The deeper question is whether clock deceleration translates to mortality reduction. Mendelian randomization studies suggest the methylation patterns that drive clock acceleration are partially causally upstream of mortality, but the causal weight remains uncertain. An intervention that decelerates a clock by 2 years on paper is not yet proven to extend life by 2 years.

How do you interpret a biological age test result?

Most consumer DNAm-age tests report Horvath, Hannum, PhenoAge, and GrimAge in some combination. Reasonable interpretation:

1. Look at GrimAge for mortality prediction. It is the most validated for that purpose. Per-year acceleration matters more than the absolute number.
2. Use PhenoAge as the actionable clock. Its inputs map to clinical biomarkers (CRP, glucose, lymphocytes) that intervention trials can move. Tracking PhenoAge over time gives a more responsive readout than GrimAge.
3. Treat single-timepoint readings cautiously. Test-retest variability for most clocks is 1 to 3 years on identical samples. Year-over-year tracking with the same lab and protocol is more informative than absolute values.
4. Avoid overweighting Horvath/Hannum alone. They are good age estimators but weaker mortality predictors. Marketing that emphasizes a single Horvath number is underdosing the more informative clocks.
5. Recognize the methylation-vs-phenotypic distinction. A non-methylation PhenoAge calculator (using just the 9 blood markers) captures most of what the methylation version captures, at much lower cost.
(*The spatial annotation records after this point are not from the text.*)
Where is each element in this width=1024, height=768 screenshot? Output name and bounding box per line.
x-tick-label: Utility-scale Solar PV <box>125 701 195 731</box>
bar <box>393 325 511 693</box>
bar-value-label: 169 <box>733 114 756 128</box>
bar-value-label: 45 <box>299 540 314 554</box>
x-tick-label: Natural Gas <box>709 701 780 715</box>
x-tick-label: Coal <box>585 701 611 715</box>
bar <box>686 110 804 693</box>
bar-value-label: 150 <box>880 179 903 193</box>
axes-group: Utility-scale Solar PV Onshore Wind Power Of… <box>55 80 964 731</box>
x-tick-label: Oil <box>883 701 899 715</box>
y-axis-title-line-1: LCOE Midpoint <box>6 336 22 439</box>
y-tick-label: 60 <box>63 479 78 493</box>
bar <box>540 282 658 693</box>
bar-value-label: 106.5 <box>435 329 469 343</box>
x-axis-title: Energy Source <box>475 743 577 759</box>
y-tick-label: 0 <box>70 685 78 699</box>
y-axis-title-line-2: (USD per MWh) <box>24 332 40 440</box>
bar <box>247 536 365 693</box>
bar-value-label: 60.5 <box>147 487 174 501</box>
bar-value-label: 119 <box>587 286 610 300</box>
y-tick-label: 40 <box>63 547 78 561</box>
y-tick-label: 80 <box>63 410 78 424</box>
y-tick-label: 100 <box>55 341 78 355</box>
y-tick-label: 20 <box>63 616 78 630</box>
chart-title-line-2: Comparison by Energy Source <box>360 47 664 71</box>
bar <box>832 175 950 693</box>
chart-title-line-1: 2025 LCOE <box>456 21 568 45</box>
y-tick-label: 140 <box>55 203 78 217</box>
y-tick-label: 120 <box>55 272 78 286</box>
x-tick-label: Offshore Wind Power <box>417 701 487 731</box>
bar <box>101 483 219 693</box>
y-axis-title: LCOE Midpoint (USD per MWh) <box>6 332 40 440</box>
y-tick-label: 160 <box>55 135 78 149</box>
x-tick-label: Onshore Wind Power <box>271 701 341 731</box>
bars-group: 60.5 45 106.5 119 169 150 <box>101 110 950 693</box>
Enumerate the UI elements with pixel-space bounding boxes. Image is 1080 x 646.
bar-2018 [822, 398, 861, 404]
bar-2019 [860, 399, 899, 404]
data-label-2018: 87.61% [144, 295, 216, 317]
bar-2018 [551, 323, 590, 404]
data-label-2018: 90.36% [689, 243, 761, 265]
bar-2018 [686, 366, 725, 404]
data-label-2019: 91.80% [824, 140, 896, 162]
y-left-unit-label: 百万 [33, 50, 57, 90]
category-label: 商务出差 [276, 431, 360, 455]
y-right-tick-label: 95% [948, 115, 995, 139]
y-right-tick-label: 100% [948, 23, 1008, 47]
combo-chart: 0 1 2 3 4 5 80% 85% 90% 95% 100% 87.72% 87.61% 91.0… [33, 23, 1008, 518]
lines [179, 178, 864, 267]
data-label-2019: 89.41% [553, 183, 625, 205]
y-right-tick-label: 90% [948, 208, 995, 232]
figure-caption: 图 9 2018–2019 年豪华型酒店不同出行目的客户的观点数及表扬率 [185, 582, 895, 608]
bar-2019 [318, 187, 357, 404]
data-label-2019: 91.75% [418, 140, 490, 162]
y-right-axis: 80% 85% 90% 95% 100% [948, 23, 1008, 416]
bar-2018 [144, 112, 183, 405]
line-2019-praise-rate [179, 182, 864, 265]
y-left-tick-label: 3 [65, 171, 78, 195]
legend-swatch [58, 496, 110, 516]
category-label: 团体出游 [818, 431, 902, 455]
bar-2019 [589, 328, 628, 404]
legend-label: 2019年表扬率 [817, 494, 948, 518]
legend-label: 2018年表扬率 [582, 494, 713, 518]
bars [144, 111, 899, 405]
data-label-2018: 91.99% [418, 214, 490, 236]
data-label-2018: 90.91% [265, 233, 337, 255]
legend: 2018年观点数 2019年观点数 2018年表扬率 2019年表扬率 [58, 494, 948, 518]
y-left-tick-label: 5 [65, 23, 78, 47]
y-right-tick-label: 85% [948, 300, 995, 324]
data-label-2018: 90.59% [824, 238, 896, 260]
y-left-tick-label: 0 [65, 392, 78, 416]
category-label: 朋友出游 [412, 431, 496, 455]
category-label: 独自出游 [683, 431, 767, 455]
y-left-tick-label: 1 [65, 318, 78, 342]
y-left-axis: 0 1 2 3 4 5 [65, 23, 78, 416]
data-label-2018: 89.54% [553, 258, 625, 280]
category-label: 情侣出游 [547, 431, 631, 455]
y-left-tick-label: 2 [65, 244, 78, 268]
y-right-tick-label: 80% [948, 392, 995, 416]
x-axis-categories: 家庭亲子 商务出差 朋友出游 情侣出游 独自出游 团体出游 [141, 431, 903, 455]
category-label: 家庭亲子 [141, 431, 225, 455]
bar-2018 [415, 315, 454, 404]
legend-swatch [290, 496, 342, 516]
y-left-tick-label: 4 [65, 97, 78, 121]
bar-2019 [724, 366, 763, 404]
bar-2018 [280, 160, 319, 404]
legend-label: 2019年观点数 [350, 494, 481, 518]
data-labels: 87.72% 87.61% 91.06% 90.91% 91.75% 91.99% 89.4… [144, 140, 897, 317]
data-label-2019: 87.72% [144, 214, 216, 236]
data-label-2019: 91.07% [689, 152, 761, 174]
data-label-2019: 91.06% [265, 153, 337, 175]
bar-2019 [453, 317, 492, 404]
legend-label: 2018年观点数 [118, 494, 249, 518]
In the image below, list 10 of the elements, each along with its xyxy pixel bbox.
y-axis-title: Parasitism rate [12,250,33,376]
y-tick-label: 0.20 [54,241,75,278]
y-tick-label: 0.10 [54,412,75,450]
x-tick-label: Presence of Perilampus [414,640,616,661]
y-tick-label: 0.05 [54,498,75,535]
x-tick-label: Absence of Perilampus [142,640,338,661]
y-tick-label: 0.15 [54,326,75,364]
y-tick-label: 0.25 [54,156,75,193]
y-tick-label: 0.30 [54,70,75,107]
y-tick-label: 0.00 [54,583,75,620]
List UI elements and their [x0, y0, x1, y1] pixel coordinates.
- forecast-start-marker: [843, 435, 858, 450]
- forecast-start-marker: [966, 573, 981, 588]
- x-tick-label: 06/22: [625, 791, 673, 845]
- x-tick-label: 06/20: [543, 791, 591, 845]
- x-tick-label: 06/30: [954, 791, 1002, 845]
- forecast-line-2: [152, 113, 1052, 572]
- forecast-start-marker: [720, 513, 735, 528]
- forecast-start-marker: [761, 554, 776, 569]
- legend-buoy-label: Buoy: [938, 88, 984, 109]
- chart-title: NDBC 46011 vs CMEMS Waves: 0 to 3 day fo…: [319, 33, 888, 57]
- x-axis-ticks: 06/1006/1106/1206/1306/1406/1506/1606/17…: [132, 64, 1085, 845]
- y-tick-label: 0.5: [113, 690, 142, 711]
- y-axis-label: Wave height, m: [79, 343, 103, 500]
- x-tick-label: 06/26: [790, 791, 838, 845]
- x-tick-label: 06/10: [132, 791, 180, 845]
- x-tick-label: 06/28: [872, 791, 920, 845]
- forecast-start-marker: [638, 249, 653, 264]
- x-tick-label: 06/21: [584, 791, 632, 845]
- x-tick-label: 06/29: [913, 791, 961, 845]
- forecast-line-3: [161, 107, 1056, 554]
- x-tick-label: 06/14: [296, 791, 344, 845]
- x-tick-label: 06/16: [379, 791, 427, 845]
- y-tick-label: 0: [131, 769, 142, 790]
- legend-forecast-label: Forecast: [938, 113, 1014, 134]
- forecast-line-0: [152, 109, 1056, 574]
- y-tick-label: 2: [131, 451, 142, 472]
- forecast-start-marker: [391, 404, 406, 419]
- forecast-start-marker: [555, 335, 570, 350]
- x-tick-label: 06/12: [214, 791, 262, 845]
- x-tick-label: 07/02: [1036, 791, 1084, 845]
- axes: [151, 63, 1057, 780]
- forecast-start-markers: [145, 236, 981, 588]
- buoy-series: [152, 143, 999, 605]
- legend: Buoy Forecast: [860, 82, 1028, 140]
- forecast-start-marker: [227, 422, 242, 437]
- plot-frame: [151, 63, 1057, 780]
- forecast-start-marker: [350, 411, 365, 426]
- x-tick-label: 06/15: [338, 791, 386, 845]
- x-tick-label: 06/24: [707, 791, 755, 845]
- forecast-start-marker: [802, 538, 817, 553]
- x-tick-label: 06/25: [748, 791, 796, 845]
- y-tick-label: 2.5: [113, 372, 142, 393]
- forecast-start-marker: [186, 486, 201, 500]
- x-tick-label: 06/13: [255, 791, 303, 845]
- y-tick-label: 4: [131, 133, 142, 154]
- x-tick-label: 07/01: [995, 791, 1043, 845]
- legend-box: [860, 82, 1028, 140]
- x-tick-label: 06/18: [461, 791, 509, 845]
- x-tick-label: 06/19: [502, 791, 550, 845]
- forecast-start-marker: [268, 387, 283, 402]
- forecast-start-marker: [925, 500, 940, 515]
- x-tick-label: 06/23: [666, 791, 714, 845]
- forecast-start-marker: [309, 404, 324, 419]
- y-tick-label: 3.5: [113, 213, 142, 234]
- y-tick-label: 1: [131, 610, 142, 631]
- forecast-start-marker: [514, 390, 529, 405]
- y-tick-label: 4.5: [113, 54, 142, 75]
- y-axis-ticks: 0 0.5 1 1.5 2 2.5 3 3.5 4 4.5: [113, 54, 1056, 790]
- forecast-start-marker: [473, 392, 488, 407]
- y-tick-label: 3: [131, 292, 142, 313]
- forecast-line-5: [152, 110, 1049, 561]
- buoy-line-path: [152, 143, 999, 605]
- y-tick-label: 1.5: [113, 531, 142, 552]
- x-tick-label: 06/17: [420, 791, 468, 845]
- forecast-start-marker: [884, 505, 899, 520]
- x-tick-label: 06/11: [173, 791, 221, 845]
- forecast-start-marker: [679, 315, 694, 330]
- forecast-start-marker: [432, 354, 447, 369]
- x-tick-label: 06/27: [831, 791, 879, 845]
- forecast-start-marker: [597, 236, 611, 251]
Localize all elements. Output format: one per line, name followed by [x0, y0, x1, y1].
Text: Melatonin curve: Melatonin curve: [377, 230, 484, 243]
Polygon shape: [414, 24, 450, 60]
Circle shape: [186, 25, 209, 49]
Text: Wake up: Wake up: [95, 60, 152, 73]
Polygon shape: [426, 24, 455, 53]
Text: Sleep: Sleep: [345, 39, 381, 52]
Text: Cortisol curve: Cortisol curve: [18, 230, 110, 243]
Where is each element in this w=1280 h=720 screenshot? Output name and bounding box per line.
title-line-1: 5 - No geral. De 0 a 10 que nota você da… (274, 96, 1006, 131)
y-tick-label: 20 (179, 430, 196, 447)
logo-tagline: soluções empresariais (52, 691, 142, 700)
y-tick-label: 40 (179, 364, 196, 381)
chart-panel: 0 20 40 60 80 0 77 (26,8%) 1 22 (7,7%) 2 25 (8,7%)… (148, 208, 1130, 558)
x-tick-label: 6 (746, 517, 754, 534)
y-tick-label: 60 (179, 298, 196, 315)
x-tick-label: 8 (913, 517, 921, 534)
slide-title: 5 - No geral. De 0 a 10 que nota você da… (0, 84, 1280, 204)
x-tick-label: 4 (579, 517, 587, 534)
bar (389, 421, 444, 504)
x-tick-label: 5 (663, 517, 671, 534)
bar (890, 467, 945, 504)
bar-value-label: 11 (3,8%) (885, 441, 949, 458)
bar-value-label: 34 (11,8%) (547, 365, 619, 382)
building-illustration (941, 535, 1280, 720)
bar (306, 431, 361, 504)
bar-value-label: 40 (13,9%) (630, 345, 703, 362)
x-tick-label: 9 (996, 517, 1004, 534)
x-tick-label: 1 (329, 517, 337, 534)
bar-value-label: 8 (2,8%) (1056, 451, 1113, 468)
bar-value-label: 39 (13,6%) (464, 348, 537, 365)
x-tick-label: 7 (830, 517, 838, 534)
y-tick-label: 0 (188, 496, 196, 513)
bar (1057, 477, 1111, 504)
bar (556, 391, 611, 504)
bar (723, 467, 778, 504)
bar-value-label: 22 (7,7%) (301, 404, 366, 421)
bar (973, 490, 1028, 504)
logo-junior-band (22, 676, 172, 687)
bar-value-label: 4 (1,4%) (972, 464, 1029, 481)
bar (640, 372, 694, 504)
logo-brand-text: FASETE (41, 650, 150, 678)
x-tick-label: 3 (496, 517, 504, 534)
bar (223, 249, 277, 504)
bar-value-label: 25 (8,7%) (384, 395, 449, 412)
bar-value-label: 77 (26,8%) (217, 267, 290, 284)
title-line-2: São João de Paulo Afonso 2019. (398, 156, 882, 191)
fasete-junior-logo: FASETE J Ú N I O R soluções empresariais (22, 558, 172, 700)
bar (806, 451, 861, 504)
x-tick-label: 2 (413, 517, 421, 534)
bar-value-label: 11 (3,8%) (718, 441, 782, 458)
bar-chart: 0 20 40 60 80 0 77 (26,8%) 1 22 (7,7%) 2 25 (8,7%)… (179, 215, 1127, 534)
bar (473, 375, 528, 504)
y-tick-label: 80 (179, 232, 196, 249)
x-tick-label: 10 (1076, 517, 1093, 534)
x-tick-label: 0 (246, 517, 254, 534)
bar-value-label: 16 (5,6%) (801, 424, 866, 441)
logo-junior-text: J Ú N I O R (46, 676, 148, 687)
What the clocks cannot tell you

Three claims around epigenetic clocks deserve scrutiny:

• "My biological age is X, so I will live to Y." Population-level hazard ratios do not translate cleanly to individual prognosis. A 5-year clock acceleration shifts the population mortality curve modestly; the individual variance is enormous.
• "This intervention reversed my biological age by N years." Test-retest noise plus regression to the mean make single-trial individual deltas unreliable. Aggregate trial data on intervention effects is what matters.
• "Methylation clocks measure aging directly." They measure correlates of aging. Whether the methylation patterns are upstream causes or downstream consequences of aging biology is partially settled (some are causal, some are not) and varies by clock.

Practical synthesis

For an adult interested in tracking biological aging:

1. Start with the cheap proxy. The non-methylation PhenoAge score (9 standard blood markers + age) captures most of what methylation PhenoAge captures. Run a comprehensive metabolic panel, CBC, and CRP. Use the biological age calculator.
2. Add a methylation clock once or twice. A baseline DNAm reading establishes the GrimAge and PhenoAge methylation values. Repeat in 1 to 2 years to track delta.
3. Track CRP, fasting glucose, lipid panel, and lymphocyte percent more frequently. These move on intervention timescales (weeks to months) and feed directly into PhenoAge.
4. Do not over-react to single readings. Variance is real, and the actionable interventions (exercise, sleep, weight management, cardiovascular risk reduction) are the same regardless of clock readout.